The mouse cursor—that oft-pixelated, 2-D arrow that's constantly hovering over your computer screen—hasn't really changed much since it emerged from the labs of Xerox Parc. But the mouse cursor is getting long in the tooth. On mobile touch screens, it's already obsolete. And as for the virtual interfaces of tomorrow, well, how can a 2-D pointer control virtual 3-D worlds?
But Tomás Dorta, an associate professor of the University of Montreal, doesn't think the days of the mouse cursor are over quite yet. The man responsible for collaborative VR design tools such as Hyve3D, Dorta thinks that the mouse cursor of the future will be an avatar for the smartphone we hold in our hands.

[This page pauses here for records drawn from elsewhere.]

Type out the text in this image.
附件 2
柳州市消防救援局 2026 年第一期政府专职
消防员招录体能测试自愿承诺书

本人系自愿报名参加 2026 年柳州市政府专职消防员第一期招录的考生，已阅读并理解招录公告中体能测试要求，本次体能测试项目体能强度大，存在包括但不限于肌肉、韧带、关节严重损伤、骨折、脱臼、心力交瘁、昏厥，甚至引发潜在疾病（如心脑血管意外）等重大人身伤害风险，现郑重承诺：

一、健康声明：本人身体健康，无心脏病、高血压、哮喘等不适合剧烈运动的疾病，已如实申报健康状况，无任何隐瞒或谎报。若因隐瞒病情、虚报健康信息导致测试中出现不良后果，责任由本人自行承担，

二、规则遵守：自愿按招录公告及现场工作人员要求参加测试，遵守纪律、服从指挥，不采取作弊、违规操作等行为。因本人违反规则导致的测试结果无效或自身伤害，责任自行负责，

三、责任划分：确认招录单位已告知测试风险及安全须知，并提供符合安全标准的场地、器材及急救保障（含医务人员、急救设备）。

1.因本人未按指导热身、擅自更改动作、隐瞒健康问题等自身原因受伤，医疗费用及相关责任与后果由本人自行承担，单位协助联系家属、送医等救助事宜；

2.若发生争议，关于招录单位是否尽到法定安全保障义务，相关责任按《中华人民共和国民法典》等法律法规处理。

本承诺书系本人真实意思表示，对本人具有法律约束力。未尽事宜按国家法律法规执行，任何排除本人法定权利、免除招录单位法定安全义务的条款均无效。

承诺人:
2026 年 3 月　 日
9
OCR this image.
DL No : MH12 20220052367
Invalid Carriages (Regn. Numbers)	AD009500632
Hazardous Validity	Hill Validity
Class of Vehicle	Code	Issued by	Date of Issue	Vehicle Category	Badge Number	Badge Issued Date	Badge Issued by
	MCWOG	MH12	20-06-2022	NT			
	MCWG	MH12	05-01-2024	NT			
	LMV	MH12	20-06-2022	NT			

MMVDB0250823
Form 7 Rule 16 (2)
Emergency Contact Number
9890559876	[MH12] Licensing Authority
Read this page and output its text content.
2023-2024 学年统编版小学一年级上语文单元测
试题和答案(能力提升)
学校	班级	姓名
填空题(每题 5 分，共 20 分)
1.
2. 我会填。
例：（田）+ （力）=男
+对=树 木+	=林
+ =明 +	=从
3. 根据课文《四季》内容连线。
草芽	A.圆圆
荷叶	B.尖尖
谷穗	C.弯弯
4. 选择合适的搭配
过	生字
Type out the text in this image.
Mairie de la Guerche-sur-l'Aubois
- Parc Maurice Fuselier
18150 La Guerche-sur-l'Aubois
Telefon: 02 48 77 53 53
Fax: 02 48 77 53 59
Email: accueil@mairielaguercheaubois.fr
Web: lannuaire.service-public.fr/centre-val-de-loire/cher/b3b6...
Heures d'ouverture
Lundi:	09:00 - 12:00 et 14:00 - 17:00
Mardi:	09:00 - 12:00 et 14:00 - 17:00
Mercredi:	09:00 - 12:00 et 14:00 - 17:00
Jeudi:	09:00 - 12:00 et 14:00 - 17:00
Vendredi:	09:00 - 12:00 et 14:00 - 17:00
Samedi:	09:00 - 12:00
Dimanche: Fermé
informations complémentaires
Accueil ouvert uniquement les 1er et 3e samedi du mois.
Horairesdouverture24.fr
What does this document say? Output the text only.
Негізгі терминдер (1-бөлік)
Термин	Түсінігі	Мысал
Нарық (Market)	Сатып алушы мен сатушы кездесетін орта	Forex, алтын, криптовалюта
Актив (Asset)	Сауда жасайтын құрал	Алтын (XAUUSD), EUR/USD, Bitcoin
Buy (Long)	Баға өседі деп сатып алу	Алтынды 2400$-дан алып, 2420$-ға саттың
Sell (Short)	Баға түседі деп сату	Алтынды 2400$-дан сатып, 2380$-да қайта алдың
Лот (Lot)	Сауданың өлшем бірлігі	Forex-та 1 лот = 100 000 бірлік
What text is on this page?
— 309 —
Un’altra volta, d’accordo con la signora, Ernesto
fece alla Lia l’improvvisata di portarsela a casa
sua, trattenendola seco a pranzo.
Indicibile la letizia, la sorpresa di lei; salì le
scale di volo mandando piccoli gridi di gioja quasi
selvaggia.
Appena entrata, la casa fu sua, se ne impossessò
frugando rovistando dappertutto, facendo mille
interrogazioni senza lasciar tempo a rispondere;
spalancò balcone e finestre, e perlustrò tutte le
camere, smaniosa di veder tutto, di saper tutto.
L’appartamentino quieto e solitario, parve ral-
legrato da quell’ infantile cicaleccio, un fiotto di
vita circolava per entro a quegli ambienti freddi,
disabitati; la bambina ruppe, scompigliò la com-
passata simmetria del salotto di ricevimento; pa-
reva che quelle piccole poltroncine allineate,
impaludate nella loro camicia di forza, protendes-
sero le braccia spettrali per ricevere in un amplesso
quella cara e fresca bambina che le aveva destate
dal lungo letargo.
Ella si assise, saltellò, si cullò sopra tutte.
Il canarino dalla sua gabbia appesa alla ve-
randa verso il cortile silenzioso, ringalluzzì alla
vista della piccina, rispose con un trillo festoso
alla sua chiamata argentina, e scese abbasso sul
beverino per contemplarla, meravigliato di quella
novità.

At the 2015 SIGGRAPH conference in Los Angeles, Dorta unveiled a new approach to the mouse cursor that reimagines it for virtual worlds like Hyve3D. His approach uses a smartphone or tablet as a sort of 3-D mouse to a connected screen or headset, which shows a first-person view of a 3-D interface—whether Hyve3D, some Oculus Rift game, or even a 3-D operating system. It works by turning your mouse cursor into an invisible avatar in a 3-D world: imagine playing Doom without the gun. By using multitouch gestures on the device's screen in combination with its built-in accelerometers, you can control your cursor in three-dimensions, tapping on things and grabbing things that fall in your crosshairs, which opens up all sorts of interesting possibilities without specialized hardware.
It's probably more useful to talk about the 3-D cursor in terms of what it can do. Within Hyve3D, Dorta says that the 3-D cursor allows multiple designers or engineers to interact with a virtual space simultaneously, using their individual smartphones to grab objects, copy and paste them, rotate them, sketch in the air with them, and so on. This is a big step forward, because previously, Hyve3D required users to use specialized iPads with attached joysticks to navigate the program's VR design space; now, they just download an app.
But Dorta says that the possibilities for his 3-D cursor go beyond Hyve3D. For example, imagine his technology paired with something like an Oculus Rift. Instead of having to wear specialized gloves, stand in front of a Kinect, or interact with virtual reality through something like an Xbox 360 controller, his 3-D cursor can allow everyone to manipulate and maneuver through VR worlds with whatever smartphone they have in their pockets.
"What we've done is evolve the cursor into an avatar for a 3-D world," Dorta tells me by phone. "It's no longer just this little arrow, bouncing around on your desktop. Instead, it can now be a powerful tool for seeing inside and modifying virtual worlds." Right now, you send someone a file by attaching it to an email; in the future, using Dorta's 3-D cursor technology, you might literally throw it to someone across cyberspace using your smartphone as a pitcher's glove.